What happens when we look at a portrait and the only thing we know about the person is that they committed a crime?
When we admire someone, we love to look at their portraits to imagine how it felt to be inside their minds. Think of all the powerful portraits of famous writers and artists who lived in a time when people didn’t take pictures of everything every five seconds. With the few portraits of them we have available, we have to imagine their temperament, gestures, and internal lives. But what about equally fascinating people who aren't that famous? What happens when we look at a portrait and the only thing we know about the person is that they committed a crime? Do faces reveal who we are? Or do they hide our true selves like masks?
There's a positive and a negative side to our love of portraits. In 1857, New York’s police force hired Thomas Byrnes to take pictures of several dangerous criminals. Then, he decided to take pictures of suspects instead of known criminals. He used those images to identify “potential lawbreakers” before any crime was committed. This is an example of the dangerous sides of portraits, how they’re used and for what purpose. Who looks like a criminal? And who gets to decide what criminals are supposed to look like? Does “evil” have a face? Does that face smile?
Bert Martin has the most intriguing mugshot and story behind it. He was a cowboy who was arrested for stealing horses.
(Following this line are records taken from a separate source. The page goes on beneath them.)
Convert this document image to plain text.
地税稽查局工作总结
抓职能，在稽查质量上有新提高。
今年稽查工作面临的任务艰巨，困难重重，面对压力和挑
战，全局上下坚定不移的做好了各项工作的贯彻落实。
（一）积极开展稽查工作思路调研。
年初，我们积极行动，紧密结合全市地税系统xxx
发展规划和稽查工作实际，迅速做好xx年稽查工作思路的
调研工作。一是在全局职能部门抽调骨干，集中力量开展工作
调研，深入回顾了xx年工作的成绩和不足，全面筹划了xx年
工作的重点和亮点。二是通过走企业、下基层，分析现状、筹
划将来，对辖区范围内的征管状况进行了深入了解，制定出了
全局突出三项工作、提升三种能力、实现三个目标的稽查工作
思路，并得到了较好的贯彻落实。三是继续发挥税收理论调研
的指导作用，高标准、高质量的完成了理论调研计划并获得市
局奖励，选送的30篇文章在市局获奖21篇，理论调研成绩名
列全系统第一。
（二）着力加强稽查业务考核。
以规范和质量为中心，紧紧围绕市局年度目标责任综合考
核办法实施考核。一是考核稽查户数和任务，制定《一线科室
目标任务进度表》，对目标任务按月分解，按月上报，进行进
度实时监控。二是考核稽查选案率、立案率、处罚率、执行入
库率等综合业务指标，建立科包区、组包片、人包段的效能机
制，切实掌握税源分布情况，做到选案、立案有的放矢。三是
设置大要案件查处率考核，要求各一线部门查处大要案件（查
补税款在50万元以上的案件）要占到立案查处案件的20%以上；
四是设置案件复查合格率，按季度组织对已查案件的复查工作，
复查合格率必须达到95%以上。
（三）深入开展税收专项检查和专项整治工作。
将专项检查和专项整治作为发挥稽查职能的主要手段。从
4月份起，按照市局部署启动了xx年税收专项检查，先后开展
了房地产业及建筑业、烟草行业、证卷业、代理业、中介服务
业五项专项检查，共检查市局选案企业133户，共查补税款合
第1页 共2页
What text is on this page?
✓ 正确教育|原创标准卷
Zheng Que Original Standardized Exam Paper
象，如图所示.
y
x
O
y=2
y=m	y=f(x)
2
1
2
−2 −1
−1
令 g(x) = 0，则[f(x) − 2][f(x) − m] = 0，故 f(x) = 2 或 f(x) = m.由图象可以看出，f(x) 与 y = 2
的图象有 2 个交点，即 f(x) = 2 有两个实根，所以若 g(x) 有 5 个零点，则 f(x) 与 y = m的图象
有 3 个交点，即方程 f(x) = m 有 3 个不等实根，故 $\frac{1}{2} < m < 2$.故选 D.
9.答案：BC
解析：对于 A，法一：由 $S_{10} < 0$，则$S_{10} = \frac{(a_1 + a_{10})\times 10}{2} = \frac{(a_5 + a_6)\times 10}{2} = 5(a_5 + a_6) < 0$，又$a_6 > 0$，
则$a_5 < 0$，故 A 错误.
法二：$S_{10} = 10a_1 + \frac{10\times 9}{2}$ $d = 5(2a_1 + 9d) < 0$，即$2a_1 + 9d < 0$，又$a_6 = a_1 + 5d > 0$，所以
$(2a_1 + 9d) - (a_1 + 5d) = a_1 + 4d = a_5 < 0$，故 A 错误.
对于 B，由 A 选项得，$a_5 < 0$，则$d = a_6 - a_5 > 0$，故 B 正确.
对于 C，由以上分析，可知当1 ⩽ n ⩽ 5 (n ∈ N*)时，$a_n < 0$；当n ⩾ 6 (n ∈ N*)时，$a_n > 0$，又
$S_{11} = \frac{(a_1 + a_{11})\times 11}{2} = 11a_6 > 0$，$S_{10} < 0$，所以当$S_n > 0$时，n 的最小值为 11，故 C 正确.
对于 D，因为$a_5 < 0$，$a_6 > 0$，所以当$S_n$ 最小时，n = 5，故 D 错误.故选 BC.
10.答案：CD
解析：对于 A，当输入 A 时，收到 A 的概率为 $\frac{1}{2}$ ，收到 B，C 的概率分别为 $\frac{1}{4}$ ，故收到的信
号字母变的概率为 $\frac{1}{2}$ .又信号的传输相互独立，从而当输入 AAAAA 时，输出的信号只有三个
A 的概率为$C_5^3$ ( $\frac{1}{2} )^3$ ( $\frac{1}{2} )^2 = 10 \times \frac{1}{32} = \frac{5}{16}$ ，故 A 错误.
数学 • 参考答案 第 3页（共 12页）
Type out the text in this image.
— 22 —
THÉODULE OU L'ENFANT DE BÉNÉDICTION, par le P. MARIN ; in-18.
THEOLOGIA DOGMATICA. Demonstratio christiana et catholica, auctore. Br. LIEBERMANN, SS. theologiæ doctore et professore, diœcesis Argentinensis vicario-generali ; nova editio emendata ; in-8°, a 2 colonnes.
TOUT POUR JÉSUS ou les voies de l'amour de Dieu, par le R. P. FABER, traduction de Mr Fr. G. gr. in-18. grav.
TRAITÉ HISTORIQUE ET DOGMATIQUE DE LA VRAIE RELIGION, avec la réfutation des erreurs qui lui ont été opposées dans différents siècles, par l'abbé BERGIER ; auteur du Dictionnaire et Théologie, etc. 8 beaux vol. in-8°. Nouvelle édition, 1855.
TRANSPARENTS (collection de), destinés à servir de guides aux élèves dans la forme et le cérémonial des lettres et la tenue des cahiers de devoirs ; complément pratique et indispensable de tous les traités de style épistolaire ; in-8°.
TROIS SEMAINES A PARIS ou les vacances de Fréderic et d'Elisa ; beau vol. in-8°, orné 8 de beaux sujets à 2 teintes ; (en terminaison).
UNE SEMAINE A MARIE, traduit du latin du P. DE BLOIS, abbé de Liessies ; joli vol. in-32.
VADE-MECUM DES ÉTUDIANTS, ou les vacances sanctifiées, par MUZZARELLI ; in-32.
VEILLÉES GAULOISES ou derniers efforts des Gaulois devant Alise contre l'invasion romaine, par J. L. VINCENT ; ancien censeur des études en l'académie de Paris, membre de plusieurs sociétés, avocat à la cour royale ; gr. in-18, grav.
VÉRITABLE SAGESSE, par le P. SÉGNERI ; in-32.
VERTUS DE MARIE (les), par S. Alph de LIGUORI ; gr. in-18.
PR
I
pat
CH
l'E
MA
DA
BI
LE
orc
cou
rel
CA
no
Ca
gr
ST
Months after his arrest, his cellmate in a Nebraska prison revealed that Bert was actually a woman named Lena. After that, his sentence of two years was reduced, when the Governor of Nebraska called him “a sexual monstrosity, unfit for association with men or women even in a penal institution.” Can we imagine his thoughts and inner life when we look at his mug shot? Can we understand why he smiled?
Among the mugshots, there are a few characters that showed their feelings more clearly. Like Minnie Bradley, who was arrested on December 13, 1902 for larceny and refused to look at the camera when take mug shot was taken. Or Goldie Williams, who crossed her arms as a form of protest after she was arrested for vagrancy on January 29, 1898. It’s not hard to imagine why these women had such contempt for the police, and why it would be even fun or amusing for them to show it in such a straight-forward way. But we’re still left wondering who they really were and what they truly felt.
Around the same time when Minnie and Goldie decided to show their contempt for the police, Frank Dinsmore, a double murderer, was getting this intriguing mugshot taken in Odessa, Nebraska. Dinsmore killed his wife Lillian in the kitchen and Fred Laue, the owner of the house, in his bedroom. Lillian’s brothers and Fred Laue’s wife accused Dinsmore of having hypnotic powers and using them against Lillian and Mrs. Laue. When we look at his mugshot, can you see any “hypnotic powers”? Or do you find the accusations silly and superstitious?
It’s easy to create caricatures of evil instead of considering the context of individual people. The record of their faces has to be enough for us to imagine their thoughts and motivations. Luckily, as if they knew that they would be remembered by that alone, they offered the most compelling expressions and small rebellions when their pictures were taken.